Follow the steps below to build a digital menu signage integration with the Toast platform.

This integration allows you to retrieve menu and restaurant information to display on a digital menu signage board.

Required scopes

To follow these instructions, you must have the following scopes:

  • menus:read

  • restaurants:read

  • stock:read

You can retrieve a list of your current scopes through your Toast developer portal account. If you lack the required scopes, refer to the Integration partnership process guide for instructions on requesting access.

Setup and planning

Complete initial integration setup

Review and implement the instructions in How to build a Toast integration.

Learn menu structure and hierarchy

Building a digital menu signage integration requires understanding of the Toast menu hierarchy, menu groups, items, modifiers, and sub-menu groups.

To understand Toast menu concepts before you begin development, please review the menu hierarchy documentation.

Handle menu data

Build your menu

Your digital signage might display different information depending on the exact experience you’re targeting. At least top level menu item names will be required, and other information may be displayed depending on the target experience.

Entities that might be displayed on digital signage:

  • Menu entity names, at all levels of the menu hierarchy

  • Item descriptions

  • Item images

  • Prices

  • Item tags. Common item tags include “gluten free” and “vegetarian”.

Only display a menu while it is configured in Toast Web to be available. Restaurants can configure specific menus to only be available at certain times of day, such as a brunch or happy hour menu. Your integration should only display menus when their corresponding Availability object in the /menus endpoint of the menus API says that they should be visible.

Note

Consider time changes (like daylight savings time) when building menu display times.

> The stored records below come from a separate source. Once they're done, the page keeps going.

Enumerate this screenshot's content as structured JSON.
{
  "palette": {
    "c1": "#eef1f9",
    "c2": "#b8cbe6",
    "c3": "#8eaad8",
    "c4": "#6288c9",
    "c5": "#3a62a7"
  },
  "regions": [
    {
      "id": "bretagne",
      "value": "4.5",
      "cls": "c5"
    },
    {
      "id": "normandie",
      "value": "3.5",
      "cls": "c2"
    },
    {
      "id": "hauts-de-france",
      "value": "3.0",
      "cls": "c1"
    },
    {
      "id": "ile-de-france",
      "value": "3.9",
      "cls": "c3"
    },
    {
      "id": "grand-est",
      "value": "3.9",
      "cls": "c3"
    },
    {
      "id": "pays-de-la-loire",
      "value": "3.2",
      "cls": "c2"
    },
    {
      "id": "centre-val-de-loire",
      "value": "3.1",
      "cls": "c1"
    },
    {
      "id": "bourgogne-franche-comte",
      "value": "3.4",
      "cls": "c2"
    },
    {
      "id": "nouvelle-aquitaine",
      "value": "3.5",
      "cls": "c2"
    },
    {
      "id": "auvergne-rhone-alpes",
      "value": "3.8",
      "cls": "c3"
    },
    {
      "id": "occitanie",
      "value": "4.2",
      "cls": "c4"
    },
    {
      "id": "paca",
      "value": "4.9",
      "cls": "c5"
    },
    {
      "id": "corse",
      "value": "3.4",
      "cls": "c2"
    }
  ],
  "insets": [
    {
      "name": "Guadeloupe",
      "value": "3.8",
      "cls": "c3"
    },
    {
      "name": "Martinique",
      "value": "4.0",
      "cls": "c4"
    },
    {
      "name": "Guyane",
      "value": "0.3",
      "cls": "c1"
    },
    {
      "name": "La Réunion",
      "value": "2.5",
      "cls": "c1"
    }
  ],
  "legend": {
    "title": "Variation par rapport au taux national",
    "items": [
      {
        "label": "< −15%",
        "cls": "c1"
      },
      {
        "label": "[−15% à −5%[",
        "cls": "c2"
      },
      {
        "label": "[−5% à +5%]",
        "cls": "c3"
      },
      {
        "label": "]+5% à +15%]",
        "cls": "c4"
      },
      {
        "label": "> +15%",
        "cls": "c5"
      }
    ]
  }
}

Your menu display should also accommodate pricing strategies and rules the restaurant may have set up. These allow the restaurant to specify menu item or modifier pricing at a very granular level. Your integration should consume this work.

Your menu display configuration interface should allow a restaurant to refine exactly which menu items will be displayed and how. In other words, even if a menu or menu item is available for your integration, the person configuring the digital signage using your integration may want to further customize what appears and how in your administration interface.

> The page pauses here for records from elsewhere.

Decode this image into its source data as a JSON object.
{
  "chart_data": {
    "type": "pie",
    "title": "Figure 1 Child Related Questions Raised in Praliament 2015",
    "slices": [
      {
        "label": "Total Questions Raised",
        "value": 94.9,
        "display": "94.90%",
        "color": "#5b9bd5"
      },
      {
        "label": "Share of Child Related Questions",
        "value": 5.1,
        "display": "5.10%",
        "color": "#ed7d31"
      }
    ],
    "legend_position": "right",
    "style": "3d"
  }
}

Update menus on a near-real-time basis. The menus webhook is the most effective way to do this. The webhook and other methods are described in the Determining if a restaurant's menu data has gone stale documentation.

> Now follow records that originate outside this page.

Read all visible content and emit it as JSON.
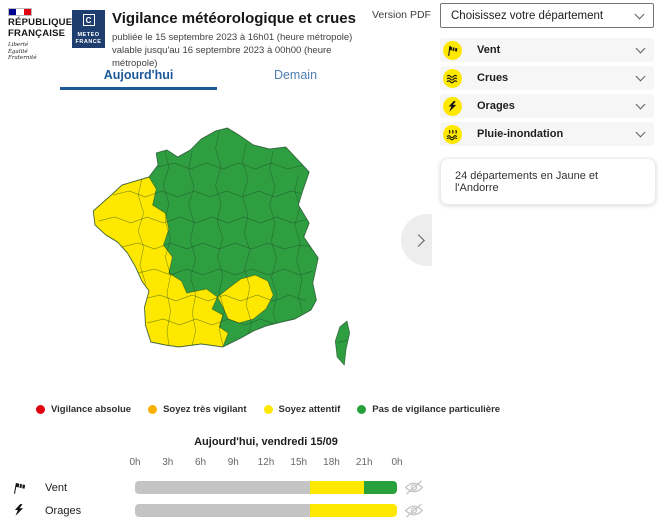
{
  "colors": {
    "accent_blue": "#1e5a9a",
    "navy": "#1d3e6e",
    "vigilance_green": "#2f9e41",
    "vigilance_yellow": "#ffe800",
    "bar_gray": "#c4c4c4"
  },
  "header": {
    "brand": {
      "line1": "RÉPUBLIQUE",
      "line2": "FRANÇAISE",
      "motto1": "Liberté",
      "motto2": "Égalité",
      "motto3": "Fraternité"
    },
    "meteo_logo": {
      "line1": "METEO",
      "line2": "FRANCE"
    },
    "title": "Vigilance météorologique et crues",
    "published": "publiée le 15 septembre 2023 à 16h01 (heure métropole)",
    "valid": "valable jusqu'au 16 septembre 2023 à 00h00 (heure métropole)",
    "version_pdf": "Version PDF",
    "department_select_placeholder": "Choisissez votre département"
  },
  "tabs": [
    {
      "label": "Aujourd'hui",
      "active": true
    },
    {
      "label": "Demain",
      "active": false
    }
  ],
  "phenomena": [
    {
      "label": "Vent",
      "icon": "windsock-icon"
    },
    {
      "label": "Crues",
      "icon": "waves-icon"
    },
    {
      "label": "Orages",
      "icon": "lightning-icon"
    },
    {
      "label": "Pluie-inondation",
      "icon": "rain-flood-icon"
    }
  ],
  "info_box": "24 départements en Jaune et l'Andorre",
  "legend": [
    {
      "label": "Vigilance absolue",
      "color": "#e1000f"
    },
    {
      "label": "Soyez très vigilant",
      "color": "#f9b000"
    },
    {
      "label": "Soyez attentif",
      "color": "#ffe800"
    },
    {
      "label": "Pas de vigilance particulière",
      "color": "#28a13c"
    }
  ],
  "timeline": {
    "title": "Aujourd'hui, vendredi 15/09",
    "hours": [
      "0h",
      "3h",
      "6h",
      "9h",
      "12h",
      "15h",
      "18h",
      "21h",
      "0h"
    ],
    "rows": [
      {
        "label": "Vent",
        "icon": "windsock-icon",
        "segments": [
          {
            "level": "none",
            "color": "#c4c4c4",
            "from": 0,
            "to": 16
          },
          {
            "level": "jaune",
            "color": "#ffe800",
            "from": 16,
            "to": 21
          },
          {
            "level": "vert",
            "color": "#28a13c",
            "from": 21,
            "to": 24
          }
        ]
      },
      {
        "label": "Orages",
        "icon": "lightning-icon",
        "segments": [
          {
            "level": "none",
            "color": "#c4c4c4",
            "from": 0,
            "to": 16
          },
          {
            "level": "jaune",
            "color": "#ffe800",
            "from": 16,
            "to": 24
          }
        ]
      }
    ]
  }
}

Avoid infinite loops when parsing menus. There is a rare but possible menu configuration that can send your integration into an infinite loop when parsing a restaurant menu. To avoid this problem, see Detecting and avoiding infinite loops in the menus API JSON.

Finally, your menu display integration should be able to handle multiLocationId values. These values represent versions of the same menu item across multiple locations in a restaurant group. Handling these values will be important for many of your larger customers.

Handle out of stock items

Understand item stock information utilizing our Stock API endpoint and webhooks. Your menu display should prevent guests from seeing (ordering) items that are out of stock. Initialize the stock status of menu items by polling the stock API. Then your integration can use the stock webhook to receive real-time notifications about item stock updates. Fall back to the stock API if you miss a webhook update or if your webhook subscription is paused.

See this Toast Central article for information about how to test out of stock items.